Я со школьной скамьи хотел священником стать, и это было, конечно, ужасом, позором семьи. Я был непонятным ребенком для родителей, хотя двоюродный дед тоже был священником. Но это вообще-то было невозможно, я же советский мальчик. Я отлично учился, они не могли понять, как это так: отлично учиться и стремиться в семинарию, о каком-то Боге говорить, еще что-то там. В общем, КГБ нас не пускал, питерских ребят, покровительства у меня не было. То есть было одно протежирование, владыки Никодима, но он скончался в год окончания мною школы, в 78-м году, поэтому я не смог поступить. И отложил эту идею. У меня был институт, я получил высшее музыкальное образование и переводческое. А потом перестройка вскрыла многие вещи, и уже можно было идти — сформировавшимся, тридцатилетним, с двумя детьми. В результате, может быть, я и достаточно поздно стал священником. Закончил семинарию, академию, учился восемь лет, двадцать лет служу в церкви.

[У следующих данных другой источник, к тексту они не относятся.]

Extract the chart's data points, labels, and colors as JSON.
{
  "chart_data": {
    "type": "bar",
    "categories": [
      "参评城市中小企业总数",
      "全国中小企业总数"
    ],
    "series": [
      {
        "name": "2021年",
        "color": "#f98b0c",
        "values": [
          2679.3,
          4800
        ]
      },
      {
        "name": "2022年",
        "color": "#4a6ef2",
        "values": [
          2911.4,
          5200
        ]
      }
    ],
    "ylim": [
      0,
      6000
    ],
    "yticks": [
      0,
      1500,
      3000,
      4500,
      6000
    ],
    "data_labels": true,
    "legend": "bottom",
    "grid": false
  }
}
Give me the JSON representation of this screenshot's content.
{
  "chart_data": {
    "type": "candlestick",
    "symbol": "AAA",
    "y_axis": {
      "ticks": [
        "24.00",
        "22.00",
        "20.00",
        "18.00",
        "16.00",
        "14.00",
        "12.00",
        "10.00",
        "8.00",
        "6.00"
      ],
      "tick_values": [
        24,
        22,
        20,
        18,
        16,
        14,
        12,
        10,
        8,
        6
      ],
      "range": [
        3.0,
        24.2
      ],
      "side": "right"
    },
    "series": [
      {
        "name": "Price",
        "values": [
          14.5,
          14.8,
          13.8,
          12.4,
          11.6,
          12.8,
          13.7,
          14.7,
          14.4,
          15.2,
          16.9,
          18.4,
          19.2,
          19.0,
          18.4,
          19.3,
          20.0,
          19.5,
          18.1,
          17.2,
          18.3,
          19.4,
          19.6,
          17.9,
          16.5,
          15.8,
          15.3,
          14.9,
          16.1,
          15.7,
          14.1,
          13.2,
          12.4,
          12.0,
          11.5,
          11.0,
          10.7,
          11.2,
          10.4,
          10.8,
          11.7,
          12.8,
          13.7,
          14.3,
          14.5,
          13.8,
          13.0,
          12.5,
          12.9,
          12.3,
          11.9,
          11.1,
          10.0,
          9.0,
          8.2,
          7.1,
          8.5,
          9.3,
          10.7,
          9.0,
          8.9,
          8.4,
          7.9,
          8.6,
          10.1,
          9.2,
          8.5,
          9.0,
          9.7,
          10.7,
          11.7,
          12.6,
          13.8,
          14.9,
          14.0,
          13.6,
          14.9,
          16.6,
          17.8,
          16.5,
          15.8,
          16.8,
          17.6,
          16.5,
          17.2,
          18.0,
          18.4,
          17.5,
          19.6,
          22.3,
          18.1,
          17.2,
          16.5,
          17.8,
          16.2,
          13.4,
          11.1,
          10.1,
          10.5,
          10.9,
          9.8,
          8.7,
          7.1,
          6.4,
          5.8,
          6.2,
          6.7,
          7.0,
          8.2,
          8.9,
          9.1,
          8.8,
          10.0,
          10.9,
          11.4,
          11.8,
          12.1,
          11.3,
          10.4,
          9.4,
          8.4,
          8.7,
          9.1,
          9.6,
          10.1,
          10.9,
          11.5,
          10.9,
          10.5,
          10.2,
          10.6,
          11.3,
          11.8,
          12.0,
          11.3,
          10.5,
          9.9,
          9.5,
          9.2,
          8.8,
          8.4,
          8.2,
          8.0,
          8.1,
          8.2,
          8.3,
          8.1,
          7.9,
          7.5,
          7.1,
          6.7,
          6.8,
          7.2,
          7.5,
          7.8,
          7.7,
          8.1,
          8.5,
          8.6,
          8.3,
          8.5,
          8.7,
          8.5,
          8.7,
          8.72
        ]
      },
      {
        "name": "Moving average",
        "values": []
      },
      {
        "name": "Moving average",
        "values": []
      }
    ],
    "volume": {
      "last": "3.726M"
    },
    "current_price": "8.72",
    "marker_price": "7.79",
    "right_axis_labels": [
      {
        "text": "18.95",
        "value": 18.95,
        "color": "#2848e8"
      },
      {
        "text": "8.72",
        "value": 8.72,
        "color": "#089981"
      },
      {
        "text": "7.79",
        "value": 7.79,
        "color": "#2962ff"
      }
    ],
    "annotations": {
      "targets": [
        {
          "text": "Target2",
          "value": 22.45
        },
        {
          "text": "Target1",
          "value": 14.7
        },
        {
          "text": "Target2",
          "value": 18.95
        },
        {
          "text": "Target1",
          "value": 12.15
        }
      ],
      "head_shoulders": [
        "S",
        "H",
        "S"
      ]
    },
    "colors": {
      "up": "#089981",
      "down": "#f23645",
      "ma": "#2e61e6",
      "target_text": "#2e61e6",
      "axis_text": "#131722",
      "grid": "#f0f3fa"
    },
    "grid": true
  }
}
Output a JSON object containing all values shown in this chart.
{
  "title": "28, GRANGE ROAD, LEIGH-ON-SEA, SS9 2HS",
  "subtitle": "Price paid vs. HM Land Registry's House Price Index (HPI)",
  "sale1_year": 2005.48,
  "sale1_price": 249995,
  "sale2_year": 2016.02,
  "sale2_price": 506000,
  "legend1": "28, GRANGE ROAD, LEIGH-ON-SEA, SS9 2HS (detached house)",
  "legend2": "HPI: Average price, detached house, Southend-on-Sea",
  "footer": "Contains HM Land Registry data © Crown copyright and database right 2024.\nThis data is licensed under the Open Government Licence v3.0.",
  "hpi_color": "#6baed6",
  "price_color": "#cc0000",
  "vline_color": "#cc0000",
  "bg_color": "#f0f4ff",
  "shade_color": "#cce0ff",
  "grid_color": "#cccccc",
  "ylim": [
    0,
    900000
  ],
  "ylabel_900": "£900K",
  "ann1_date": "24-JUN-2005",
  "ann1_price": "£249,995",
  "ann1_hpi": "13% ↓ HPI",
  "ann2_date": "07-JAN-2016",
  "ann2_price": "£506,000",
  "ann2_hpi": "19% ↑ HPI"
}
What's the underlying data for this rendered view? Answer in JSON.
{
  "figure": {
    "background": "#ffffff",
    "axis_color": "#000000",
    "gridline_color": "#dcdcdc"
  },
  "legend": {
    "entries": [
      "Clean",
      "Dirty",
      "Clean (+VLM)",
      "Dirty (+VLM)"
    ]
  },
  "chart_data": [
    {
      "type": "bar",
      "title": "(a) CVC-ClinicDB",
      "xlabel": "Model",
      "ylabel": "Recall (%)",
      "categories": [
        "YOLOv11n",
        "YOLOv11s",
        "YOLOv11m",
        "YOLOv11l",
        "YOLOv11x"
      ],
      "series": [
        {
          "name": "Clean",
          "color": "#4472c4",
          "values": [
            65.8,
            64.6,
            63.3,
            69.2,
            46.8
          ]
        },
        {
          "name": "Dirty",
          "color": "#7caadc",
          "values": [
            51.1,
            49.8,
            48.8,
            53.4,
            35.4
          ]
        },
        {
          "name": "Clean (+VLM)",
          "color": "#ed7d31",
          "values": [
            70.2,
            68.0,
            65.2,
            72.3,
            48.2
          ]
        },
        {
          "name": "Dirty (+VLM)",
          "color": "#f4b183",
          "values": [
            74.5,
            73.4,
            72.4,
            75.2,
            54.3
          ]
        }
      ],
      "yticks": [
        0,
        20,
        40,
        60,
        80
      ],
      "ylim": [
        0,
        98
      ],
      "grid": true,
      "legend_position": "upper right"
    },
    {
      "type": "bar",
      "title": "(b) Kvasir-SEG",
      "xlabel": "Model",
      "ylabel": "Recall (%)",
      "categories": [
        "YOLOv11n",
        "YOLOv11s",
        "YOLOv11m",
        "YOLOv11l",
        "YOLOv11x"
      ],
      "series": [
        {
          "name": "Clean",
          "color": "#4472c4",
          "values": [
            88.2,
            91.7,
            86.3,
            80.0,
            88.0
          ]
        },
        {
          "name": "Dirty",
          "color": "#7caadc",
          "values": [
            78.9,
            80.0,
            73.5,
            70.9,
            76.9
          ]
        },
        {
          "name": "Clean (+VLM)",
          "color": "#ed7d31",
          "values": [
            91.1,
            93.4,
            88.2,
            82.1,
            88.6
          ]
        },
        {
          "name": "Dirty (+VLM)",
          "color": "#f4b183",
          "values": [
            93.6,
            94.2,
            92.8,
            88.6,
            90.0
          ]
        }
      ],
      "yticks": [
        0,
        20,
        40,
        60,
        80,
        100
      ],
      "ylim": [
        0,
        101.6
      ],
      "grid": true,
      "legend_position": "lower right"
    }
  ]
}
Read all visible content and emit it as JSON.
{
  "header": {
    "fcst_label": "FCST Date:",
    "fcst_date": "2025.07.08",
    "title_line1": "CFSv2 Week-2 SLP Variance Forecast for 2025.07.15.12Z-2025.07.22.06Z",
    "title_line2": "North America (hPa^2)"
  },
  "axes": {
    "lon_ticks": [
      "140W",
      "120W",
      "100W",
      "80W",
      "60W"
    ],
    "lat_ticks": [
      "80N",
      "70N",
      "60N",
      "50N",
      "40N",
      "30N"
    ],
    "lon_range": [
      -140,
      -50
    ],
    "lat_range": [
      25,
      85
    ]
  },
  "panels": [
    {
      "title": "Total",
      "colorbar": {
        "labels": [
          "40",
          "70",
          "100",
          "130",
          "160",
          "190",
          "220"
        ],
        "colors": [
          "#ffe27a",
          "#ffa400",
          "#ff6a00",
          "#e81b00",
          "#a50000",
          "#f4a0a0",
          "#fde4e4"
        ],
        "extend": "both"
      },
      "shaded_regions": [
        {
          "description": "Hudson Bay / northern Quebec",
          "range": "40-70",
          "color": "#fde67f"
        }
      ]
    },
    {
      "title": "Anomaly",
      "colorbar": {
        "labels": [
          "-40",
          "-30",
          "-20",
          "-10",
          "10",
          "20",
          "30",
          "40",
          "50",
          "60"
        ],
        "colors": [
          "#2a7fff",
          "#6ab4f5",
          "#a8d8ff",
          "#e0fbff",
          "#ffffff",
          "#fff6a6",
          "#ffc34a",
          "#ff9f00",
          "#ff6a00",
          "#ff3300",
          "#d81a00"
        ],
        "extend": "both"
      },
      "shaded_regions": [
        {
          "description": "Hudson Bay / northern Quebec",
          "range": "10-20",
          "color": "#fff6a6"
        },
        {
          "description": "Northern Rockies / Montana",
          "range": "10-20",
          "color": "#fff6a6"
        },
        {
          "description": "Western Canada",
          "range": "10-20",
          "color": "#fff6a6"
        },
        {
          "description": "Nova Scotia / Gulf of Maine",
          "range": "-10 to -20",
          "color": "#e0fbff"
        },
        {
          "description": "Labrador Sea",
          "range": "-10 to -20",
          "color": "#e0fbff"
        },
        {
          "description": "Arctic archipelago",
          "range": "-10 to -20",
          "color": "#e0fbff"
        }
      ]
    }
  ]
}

Но и до этого, будучи псаломщиком, я уже участвовал в захоронении бойцов. Я занимался храмом, который оказался в прифронтовой полосе, оккупированной немцами. Тем не менее это ближайший к Синявинским высотам, ближайший к Невскому плацдарму храм. Пять лет я им занимался просто на волонтерской основе. Потом уже стал дьяконом, затем священником, но еще не имел никакого отношения к этому храму. И ровно пять лет спустя, 1 сентября, меня указом назначают уже настоятелем именно этого храма. Я был первым священником после расстрелянного в 37-м году моего предшественника, отца Александра Вешнякова. Но, правда, между нами встал еще один тип, который принадлежал к псковской духовной миссии и которого я отдельно искал, это была часть моей поисковой деятельности. Это такой Иван Васильевич Амозов, самосвят, бывший замначальника политотдела милиции города Ленинграда и области, осужденный за шарлатанство и подлог и все прочее в 34-м году. И всплывший на немецкой территории в 41-м году. Он выдал себя за священника, но его СД вычислило как ребенка, и он стал коллаборантом СД, работал на немцев.

Перейти на страницу:

Все книги серии Фонд поддержки социальных исследований Хамовники

Смерти нет. Краткая история неофициального военного поиска в России
Смерти нет. Краткая история неофициального военного поиска в России

Значительная часть погибших в годы Великой Отечественной войны солдат как будто бы умерли дважды: они не были погребены и остались лежать там, где их убили. Советское государство до 1980-х годов не признавало факта существования этих мертвых душ, и перезахоронением павших занимались обычные граждане — несмотря на то, что их деятельность была запрещенной. Только те, кого сегодня принято называть поисковиками, понимали, что забытые всеми солдаты нуждаются в заботе и памяти со стороны живых: так они смогут вернуться в наш мир героями, а не бесплотными призраками. Мертвые не хоронят мертвецов. Эту работу пришлось взять на себя вполне конкретным людям, и их память не менее важна, чем память ветеранов и других свидетелей войны. Настоящее издание представляет собой единственный в своем роде сборник устных воспоминаний тех, кто посвятил всю свою жизнь поиску и перезахоронению советских солдат.Разрешается любое некоммерческое воспроизведение со ссылкой на источник.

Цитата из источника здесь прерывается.